LAUREL, Md. (BVM) – The Temple Owls football team struggled to put up points on the board last year, ranking 127th out of 130 teams in the country with just 196 points scored in 12 games. In particular, the passing game ranked 110th in the country with just 177.9 passing yards a game and 10 total touchdowns between quarterbacks Justin Lynch and D’Wan Mathis.
With last year’s leading receiver, Randle Jones, gone and redshirt junior Jose Barbon potentially on the way out in two years, new head coach Stan Drayton got to work with finding future playmakers from the Class of 2023. One of those playmakers was a three-star recruit and the 24th-ranked player in the state of Maryland, Nathan Stewart.
100% COMMITTED 🦉 pic.twitter.com/uaKN95dV23
— Nathan “N1” Stewart (@D1_nathan) May 27, 2022
The 6-foot-5, 190-pound receiver from Laurel, Maryland first received an offer from the Owls on Feb. 16 and had an unofficial visit with the program on April 22.

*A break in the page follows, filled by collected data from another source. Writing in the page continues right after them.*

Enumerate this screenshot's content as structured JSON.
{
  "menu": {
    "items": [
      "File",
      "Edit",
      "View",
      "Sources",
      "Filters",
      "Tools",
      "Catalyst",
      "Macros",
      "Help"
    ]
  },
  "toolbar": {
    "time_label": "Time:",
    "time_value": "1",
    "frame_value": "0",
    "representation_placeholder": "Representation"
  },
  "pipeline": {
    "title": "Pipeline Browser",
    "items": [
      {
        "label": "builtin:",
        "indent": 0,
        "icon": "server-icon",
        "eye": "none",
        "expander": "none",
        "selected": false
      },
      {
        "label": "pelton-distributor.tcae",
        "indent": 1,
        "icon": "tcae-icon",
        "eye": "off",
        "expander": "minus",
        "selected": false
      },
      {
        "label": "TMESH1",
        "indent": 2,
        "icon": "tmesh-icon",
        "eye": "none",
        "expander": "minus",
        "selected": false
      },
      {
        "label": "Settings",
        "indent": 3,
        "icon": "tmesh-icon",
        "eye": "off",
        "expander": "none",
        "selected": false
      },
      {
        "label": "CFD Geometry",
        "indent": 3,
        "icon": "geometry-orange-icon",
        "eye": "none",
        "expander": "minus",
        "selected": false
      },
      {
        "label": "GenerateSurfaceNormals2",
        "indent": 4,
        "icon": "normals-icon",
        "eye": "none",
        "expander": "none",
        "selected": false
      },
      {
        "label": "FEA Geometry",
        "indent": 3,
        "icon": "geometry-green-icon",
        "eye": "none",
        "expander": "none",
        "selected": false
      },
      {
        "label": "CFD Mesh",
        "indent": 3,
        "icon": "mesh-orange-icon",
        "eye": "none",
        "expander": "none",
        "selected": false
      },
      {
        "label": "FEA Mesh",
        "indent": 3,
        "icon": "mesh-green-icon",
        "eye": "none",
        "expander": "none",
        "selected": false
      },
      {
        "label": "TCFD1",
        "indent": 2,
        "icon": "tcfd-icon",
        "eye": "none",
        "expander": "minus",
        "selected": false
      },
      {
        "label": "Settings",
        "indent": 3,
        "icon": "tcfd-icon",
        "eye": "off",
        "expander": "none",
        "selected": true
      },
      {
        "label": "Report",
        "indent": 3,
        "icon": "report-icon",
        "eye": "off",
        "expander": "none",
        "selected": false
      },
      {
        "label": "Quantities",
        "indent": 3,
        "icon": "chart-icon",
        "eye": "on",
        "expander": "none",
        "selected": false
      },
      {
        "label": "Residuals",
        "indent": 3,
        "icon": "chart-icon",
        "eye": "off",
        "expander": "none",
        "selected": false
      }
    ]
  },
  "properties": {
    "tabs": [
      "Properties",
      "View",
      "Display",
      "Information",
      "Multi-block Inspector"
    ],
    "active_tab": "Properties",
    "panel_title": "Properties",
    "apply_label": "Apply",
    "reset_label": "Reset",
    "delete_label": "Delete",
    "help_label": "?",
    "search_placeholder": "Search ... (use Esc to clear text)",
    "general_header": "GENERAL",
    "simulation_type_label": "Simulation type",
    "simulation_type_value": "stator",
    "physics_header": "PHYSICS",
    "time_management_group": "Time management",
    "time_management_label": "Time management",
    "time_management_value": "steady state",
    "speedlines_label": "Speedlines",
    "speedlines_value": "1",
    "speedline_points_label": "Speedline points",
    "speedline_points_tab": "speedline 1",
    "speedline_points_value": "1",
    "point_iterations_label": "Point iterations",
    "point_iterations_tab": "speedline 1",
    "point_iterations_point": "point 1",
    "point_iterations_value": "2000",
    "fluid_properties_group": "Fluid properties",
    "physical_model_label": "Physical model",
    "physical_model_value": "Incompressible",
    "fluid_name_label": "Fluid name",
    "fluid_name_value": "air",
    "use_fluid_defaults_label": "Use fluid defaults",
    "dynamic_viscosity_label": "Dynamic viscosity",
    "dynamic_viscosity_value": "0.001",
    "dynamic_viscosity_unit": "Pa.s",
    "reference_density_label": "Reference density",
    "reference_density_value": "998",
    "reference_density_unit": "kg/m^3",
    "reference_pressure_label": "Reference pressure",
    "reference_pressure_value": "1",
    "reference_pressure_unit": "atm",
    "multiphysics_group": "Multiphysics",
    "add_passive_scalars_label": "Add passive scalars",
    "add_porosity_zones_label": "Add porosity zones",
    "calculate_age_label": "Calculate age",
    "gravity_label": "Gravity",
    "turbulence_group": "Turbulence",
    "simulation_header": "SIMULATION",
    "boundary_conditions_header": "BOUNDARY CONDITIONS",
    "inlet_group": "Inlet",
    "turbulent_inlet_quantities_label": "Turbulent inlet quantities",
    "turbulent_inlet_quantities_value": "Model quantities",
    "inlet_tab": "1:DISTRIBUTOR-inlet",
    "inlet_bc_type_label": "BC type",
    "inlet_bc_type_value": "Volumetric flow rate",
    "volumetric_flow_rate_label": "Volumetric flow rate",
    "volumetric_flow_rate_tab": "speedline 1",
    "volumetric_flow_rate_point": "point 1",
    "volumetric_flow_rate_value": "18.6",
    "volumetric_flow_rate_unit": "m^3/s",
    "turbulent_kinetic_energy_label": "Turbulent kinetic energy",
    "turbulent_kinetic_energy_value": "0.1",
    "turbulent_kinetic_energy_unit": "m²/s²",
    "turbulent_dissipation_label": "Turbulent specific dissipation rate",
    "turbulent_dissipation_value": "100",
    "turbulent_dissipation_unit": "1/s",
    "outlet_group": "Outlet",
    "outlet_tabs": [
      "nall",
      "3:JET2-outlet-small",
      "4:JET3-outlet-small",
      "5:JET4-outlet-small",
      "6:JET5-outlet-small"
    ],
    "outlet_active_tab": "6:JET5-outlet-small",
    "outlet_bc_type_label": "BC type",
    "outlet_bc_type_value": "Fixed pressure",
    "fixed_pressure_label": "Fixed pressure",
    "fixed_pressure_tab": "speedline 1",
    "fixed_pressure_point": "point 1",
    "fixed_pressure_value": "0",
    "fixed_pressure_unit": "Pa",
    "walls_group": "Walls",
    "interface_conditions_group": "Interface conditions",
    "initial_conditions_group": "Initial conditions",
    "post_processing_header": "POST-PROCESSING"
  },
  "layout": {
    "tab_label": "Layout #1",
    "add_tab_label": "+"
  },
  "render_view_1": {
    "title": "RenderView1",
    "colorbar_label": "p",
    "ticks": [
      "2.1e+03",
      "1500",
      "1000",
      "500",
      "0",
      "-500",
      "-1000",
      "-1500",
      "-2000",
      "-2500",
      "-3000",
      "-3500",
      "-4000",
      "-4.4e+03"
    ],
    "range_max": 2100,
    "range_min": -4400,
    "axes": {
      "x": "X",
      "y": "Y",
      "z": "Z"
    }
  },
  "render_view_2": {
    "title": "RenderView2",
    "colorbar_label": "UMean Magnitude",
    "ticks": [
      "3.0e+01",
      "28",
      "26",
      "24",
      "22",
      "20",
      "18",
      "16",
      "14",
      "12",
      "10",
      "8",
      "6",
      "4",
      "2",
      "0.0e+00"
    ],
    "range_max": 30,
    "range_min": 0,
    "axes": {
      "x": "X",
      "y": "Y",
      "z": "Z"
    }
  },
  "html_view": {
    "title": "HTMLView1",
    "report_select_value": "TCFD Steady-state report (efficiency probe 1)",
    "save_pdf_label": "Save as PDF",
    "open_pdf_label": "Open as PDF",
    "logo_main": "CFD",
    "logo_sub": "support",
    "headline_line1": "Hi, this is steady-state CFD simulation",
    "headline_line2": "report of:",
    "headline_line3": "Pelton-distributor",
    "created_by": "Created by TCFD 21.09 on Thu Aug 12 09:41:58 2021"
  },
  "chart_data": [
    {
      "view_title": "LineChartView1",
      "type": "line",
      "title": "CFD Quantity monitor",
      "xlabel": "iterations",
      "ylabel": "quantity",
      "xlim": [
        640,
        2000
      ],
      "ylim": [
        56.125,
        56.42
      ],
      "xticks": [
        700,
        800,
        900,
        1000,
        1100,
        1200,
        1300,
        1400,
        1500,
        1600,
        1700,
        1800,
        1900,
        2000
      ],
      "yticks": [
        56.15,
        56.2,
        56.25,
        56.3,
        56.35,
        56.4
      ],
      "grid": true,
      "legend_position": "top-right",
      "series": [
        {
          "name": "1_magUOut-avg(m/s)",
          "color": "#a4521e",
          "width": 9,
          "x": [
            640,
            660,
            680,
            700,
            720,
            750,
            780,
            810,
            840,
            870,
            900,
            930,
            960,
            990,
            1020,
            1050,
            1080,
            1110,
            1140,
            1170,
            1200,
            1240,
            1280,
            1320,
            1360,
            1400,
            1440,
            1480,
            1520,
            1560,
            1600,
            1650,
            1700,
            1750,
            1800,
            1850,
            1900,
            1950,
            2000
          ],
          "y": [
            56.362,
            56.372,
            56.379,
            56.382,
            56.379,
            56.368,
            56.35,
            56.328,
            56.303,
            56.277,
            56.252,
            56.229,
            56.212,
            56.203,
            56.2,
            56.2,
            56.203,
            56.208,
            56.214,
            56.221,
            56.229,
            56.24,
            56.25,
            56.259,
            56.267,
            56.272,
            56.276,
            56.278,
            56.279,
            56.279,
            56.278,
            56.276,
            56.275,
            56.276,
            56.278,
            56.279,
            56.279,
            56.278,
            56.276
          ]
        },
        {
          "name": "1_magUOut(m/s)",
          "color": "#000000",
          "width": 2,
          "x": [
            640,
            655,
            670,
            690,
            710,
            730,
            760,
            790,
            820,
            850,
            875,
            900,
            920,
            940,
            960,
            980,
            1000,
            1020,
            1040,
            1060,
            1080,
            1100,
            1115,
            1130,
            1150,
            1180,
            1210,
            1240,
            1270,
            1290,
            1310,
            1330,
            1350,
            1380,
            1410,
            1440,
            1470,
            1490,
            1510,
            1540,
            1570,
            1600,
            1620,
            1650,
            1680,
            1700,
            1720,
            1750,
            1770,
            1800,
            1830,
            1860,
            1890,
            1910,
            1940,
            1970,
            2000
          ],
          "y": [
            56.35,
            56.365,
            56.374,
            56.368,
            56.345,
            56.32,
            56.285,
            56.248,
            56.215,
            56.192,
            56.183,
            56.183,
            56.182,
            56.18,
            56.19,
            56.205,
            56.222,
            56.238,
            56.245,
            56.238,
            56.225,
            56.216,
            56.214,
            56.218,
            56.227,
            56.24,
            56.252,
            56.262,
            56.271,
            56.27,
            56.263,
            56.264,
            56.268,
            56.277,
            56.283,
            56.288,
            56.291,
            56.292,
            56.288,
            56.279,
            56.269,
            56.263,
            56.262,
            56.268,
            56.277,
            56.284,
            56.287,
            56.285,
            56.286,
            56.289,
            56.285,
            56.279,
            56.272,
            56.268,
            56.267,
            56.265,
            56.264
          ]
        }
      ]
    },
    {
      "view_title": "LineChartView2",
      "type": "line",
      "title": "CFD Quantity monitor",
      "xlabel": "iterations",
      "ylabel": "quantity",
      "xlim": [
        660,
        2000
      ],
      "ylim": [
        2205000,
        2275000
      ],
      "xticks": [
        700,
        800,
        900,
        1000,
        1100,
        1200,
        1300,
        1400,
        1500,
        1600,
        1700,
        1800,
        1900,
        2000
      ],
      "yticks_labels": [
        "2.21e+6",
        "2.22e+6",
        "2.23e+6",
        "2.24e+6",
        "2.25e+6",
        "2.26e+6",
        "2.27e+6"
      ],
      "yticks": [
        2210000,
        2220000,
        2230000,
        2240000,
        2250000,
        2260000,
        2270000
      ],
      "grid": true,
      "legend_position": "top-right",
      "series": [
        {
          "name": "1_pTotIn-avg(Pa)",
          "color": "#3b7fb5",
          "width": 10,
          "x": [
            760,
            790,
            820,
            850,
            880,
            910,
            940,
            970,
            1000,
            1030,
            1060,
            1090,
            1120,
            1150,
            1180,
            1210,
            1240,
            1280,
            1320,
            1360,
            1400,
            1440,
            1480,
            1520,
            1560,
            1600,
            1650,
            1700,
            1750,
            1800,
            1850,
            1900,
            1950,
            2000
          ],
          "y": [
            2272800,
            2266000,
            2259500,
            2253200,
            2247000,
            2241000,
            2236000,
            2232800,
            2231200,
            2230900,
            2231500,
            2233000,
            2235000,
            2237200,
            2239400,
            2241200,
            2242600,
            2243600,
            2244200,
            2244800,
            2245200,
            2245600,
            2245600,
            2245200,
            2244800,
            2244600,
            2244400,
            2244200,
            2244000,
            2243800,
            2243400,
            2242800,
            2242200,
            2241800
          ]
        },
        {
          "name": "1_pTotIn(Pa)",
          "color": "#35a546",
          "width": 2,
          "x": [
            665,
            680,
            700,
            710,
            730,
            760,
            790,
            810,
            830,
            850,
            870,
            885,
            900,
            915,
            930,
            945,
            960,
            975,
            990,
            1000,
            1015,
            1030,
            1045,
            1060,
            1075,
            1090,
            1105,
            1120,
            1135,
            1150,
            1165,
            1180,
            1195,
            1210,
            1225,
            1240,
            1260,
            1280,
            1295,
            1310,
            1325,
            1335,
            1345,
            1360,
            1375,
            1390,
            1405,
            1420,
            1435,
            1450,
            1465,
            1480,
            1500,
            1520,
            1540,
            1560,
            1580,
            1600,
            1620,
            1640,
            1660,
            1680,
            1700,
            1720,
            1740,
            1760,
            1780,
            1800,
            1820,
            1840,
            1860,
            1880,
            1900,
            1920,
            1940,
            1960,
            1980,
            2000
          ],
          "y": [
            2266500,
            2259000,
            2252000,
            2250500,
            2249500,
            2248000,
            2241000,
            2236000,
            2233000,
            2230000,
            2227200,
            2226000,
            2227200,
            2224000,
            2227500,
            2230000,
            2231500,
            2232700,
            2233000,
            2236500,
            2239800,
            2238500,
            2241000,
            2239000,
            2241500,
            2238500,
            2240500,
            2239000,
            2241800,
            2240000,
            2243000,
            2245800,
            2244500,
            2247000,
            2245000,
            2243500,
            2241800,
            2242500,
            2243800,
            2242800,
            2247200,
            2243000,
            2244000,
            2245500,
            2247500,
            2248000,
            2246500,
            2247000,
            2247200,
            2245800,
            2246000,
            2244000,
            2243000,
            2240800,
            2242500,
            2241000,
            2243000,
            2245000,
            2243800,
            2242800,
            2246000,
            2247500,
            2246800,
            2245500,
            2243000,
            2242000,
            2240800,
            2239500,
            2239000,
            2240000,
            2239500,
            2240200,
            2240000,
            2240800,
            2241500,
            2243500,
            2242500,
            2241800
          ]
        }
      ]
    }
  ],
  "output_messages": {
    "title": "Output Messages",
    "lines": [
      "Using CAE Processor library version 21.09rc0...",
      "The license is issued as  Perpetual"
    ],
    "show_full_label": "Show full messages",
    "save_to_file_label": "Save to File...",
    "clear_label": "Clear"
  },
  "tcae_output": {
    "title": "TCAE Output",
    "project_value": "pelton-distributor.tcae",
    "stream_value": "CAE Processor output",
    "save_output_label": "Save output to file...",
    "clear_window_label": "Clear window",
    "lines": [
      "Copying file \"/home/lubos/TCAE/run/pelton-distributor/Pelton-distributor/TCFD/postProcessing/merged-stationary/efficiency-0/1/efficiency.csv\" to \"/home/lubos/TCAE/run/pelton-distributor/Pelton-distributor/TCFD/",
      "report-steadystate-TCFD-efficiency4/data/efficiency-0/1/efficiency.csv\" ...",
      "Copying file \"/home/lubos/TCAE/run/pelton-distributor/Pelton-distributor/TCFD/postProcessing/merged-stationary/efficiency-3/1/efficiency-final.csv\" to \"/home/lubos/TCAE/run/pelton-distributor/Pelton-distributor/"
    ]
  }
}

Jafar Williams, Temple’s newest wide receivers coach, tried to recruit Stewart during his time as the Virginia Tech receivers’ coach. Once he got to his newest position, Williams began recruiting by extending an offer to the wide receiver.
Along with his relationship with Williams, Stewart said it was the new head coach that made the biggest impression on the Temple commit once he got to Philadelphia.
“The trouble was when I came for my unofficial visit, [Drayton] was on his way to the airport,” Stewart said. “When he heard that I got to the campus, he turned his car around and came back to talk to me personally.”
“I thought it was special for a head coach to do that for one of his recruits and that helped me make my decision.”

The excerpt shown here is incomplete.